The Right to Land: To Whom Belongs after a Reconciliation Law in Egypt
Keywords:Reconciliation Law, Housing, Property, Regulations, Building Violations, Land Management, Egypt
A revolutionary book by De Soto to formalize land tenure by changing “dead capital” to “life capital” has become the trademark in Egypt of issuing a temporary reconciliation law of 2019 and its amendment to approve a legal certificate to the violators against a certain fee. The question is does this law legalize informal housing? Is it enough to introduce a legal certificate to secure land tenure for the violators? How would this law apply on the ground?
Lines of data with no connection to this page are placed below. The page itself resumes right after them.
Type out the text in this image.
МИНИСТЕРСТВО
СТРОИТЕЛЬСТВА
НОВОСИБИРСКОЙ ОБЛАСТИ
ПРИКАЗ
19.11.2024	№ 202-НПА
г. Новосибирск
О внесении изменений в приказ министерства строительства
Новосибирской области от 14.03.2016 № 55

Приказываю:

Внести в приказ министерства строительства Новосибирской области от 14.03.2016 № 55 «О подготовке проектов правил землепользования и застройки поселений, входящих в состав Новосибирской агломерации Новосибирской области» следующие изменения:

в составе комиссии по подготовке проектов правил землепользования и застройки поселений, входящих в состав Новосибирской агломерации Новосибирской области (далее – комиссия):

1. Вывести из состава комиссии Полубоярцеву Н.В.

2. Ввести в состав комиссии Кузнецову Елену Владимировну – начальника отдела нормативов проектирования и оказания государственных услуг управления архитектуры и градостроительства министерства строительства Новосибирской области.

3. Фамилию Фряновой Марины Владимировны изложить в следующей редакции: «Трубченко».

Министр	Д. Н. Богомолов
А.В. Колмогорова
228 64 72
Depending on the deductive methodology, this paper traces sociotechnical transitions concerning legalizing the status quo of building/land, tenure security, real-estate markets (formal/informal) caused by laws on buildings violations reconciliation. The idea is to take a step back and look at a wide-angle of the problem in the future to arrive at a clear picture of the influences of the introduction of a new law on the land market, before making a decision. The paper assumes that the temporary reconciliation law in Egypt is opening the debate on the alteration of land management to govern the status quo of the chaos of the right to land. It concludes this temporary reconciliation law has created a state of decayed/wealth, social inclusion/exclusion of the bottom of the social pyramid nevertheless to whom the justification is affected.